St. John presented on the Community Health Improvement Leadership Academy, or CHILA, a program designed to come up with community solutions to the crisis and find a sustainable model that will outlast the federal funds.
Nelson Hayden, director of The Doorway at Cheshire Medical Center — an addiction services referral hub that opened earlier this year on Marlboro Road — took responses from the group on basic ground rules for sessions going forward. This includes an agreement on keeping participation and contributions — such as personal experience with addiction and recovery — confidential, while encouraging general information about the sessions to be public.
Representatives from the Southwest Region Planning Commission also took feedback on how to conduct focus groups to get as much public opinion folded into the process as possible.
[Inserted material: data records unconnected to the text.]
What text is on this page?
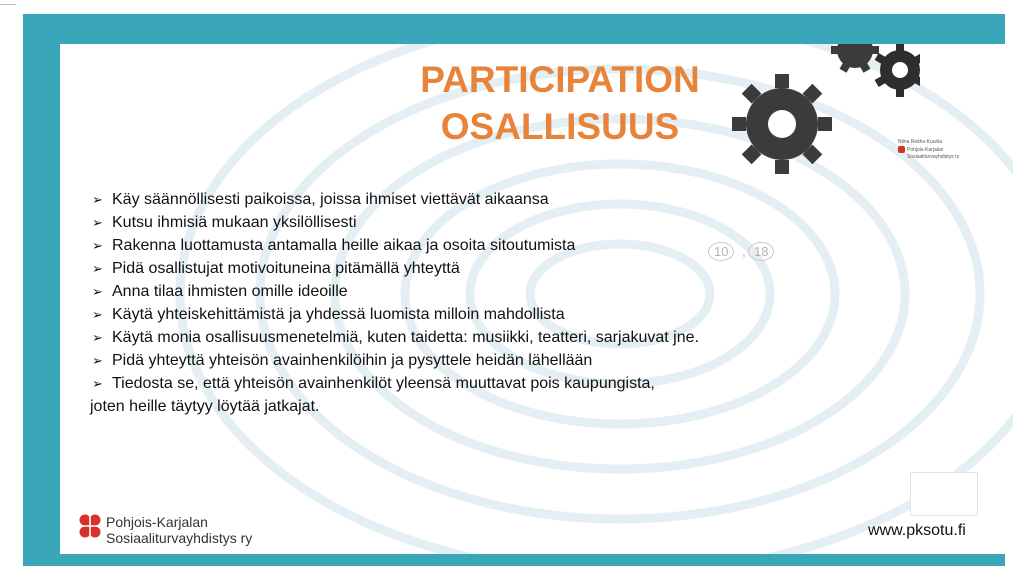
PARTICIPATION
OSALLISUUS	Niina Reiths-Kuurila
Pohjois-Karjalan
Sosiaaliturvayhdistys ry
10 , 18
➢ Käy säännöllisesti paikoissa, joissa ihmiset viettävät aikaansa
➢ Kutsu ihmisiä mukaan yksilöllisesti
➢ Rakenna luottamusta antamalla heille aikaa ja osoita sitoutumista
➢ Pidä osallistujat motivoituneina pitämällä yhteyttä
➢ Anna tilaa ihmisten omille ideoille
➢ Käytä yhteiskehittämistä ja yhdessä luomista milloin mahdollista
➢ Käytä monia osallisuusmenetelmiä, kuten taidetta: musiikki, teatteri, sarjakuvat jne.
➢ Pidä yhteyttä yhteisön avainhenkilöihin ja pysyttele heidän lähellään
➢ Tiedosta se, että yhteisön avainhenkilöt yleensä muuttavat pois kaupungista,
joten heille täytyy löytää jatkajat.
Pohjois-Karjalan
Sosiaaliturvayhdistys ry	www.pksotu.fi
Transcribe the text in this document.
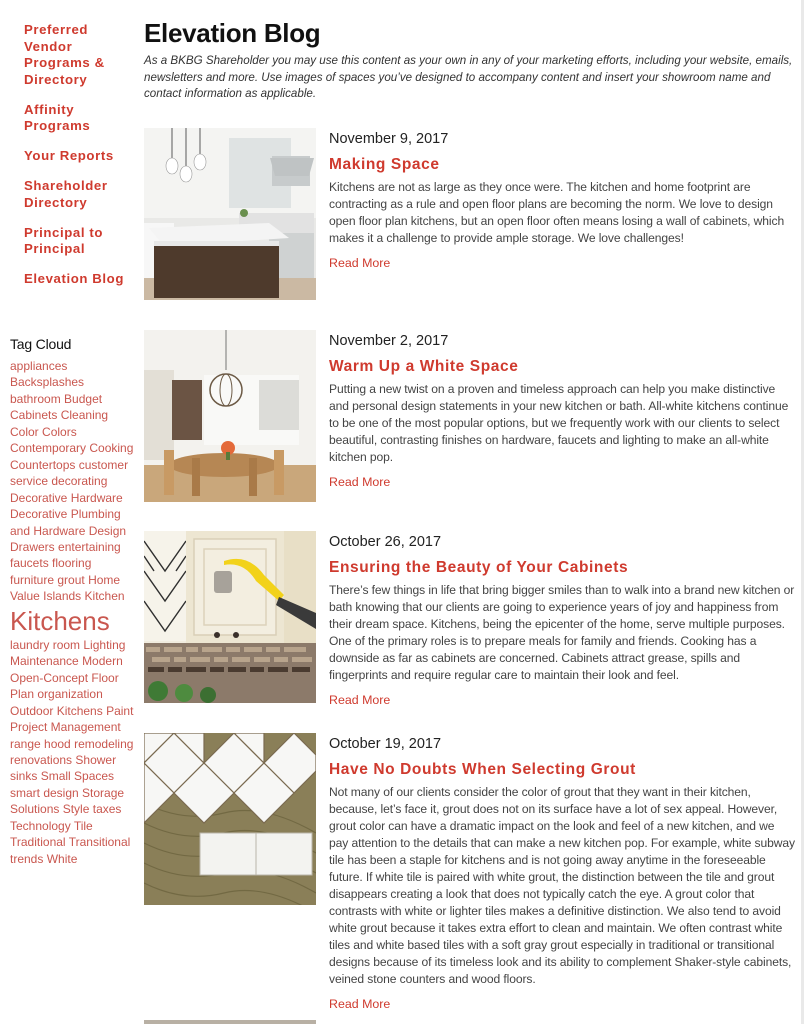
Preferred Vendor Programs & Directory
Affinity Programs
Your Reports
Shareholder Directory
Principal to Principal
Elevation Blog
Tag Cloud
appliances Backsplashes bathroom Budget Cabinets Cleaning Color Colors Contemporary Cooking Countertops customer service decorating Decorative Hardware Decorative Plumbing and Hardware Design Drawers entertaining faucets flooring furniture grout Home Value Islands Kitchen Kitchens laundry room Lighting Maintenance Modern Open-Concept Floor Plan organization Outdoor Kitchens Paint Project Management range hood remodeling renovations Shower sinks Small Spaces smart design Storage Solutions Style taxes Technology Tile Traditional Transitional trends White
Elevation Blog
As a BKBG Shareholder you may use this content as your own in any of your marketing efforts, including your website, emails, newsletters and more. Use images of spaces you’ve designed to accompany content and insert your showroom name and contact information as applicable.
November 9, 2017
Making Space
Kitchens are not as large as they once were. The kitchen and home footprint are contracting as a rule and open floor plans are becoming the norm. We love to design open floor plan kitchens, but an open floor often means losing a wall of cabinets, which makes it a challenge to provide ample storage. We love challenges!
Read More
November 2, 2017
Warm Up a White Space
Putting a new twist on a proven and timeless approach can help you make distinctive and personal design statements in your new kitchen or bath. All-white kitchens continue to be one of the most popular options, but we frequently work with our clients to select beautiful, contrasting finishes on hardware, faucets and lighting to make an all-white kitchen pop.
Read More
October 26, 2017
Ensuring the Beauty of Your Cabinets
There’s few things in life that bring bigger smiles than to walk into a brand new kitchen or bath knowing that our clients are going to experience years of joy and happiness from their dream space. Kitchens, being the epicenter of the home, serve multiple purposes. One of the primary roles is to prepare meals for family and friends. Cooking has a downside as far as cabinets are concerned. Cabinets attract grease, spills and fingerprints and require regular care to maintain their look and feel.
Read More
October 19, 2017
Have No Doubts When Selecting Grout
Not many of our clients consider the color of grout that they want in their kitchen, because, let’s face it, grout does not on its surface have a lot of sex appeal. However, grout color can have a dramatic impact on the look and feel of a new kitchen, and we pay attention to the details that can make a new kitchen pop. For example, white subway tile has been a staple for kitchens and is not going away anytime in the foreseeable future. If white tile is paired with white grout, the distinction between the tile and grout disappears creating a look that does not typically catch the eye. A grout color that contrasts with white or lighter tiles makes a definitive distinction. We also tend to avoid white grout because it takes extra effort to clean and maintain. We often contrast white tiles and white based tiles with a soft gray grout especially in traditional or transitional designs because of its timeless look and its ability to complement Shaker-style cabinets, veined stone counters and wood floors.
Read More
Henry Underwood, a GIS mapping specialist and planner with the commission, said that staff will be looking to talk with businesses, towns and recovery communities about important questions, such as why there is such a high demand for alcohol and other substances in the first place.
Geographic challenges was a particular issue people discussed, sharing their ideas after breaking into smaller groups to brainstorm.
Those in recovery and service providers alike repeated concerns about access to transportation and treatment, a lack of extracurricular activities for children and non-alcohol related gatherings for adults, as well as disparities in resources between communities.
Jake White, a recovery coach at the Keene Serenity Center, said he came away from the first session with a positive impression. He delved into how to attract a broader demographic to the program going forward in a conversation with Shrader as people filed out.
One idea White floated is making his own list of questions and priorities from his peer support sessions by asking those he coaches what they think are the biggest barriers to the recovery process.
Shrader reiterated a point from her earlier remarks: the need to move away from jargon and toward people who would not normally be in the loop on the latest approaches to the opioid epidemic.
“You go to where people are,” she said. “You don’t ask them to come to you.”
“Go where people don’t know anything!” White chimed in.
By the end of the meeting, Shrader had already made an agreement with City Councilor and mayoral candidate Mitchell H. Greenwald to come to the City Council for a discussion on the program and city leaders’ role in addressing the crisis.
“We need to expose the City Council to this, kind of web off of that, to bring in more and more people that are not in the trenches so much,” noted Greenwald, who said he was the only councilor in attendance. “We hear all the time, ‘Oh, let’s do something. Let’s do something.’ Well, what are we going to do? These are the professionals.
“... I might have ideas, but I am not the professional. My job is to grab [an expert], squeeze the information out of him, and hopefully come up with a plan to move forward with.”
In his closing remarks, Wyzik stressed the importance of going beyond brainstorming — and avoiding, as Goldblatt would put it, “being an echo chamber.”
“It’s not about making the plan, in my opinion,” Wyzik said. “... It’s about saving people’s lives.”
Those seeking recovery resources in Cheshire County can visit the The Doorway at 640 Marlboro Road in Keene (the Curran Building on Route 101) Monday through Friday, from 8 a.m. to 5 p.m., or seek support through the state’s 24/7 hotline by calling 211.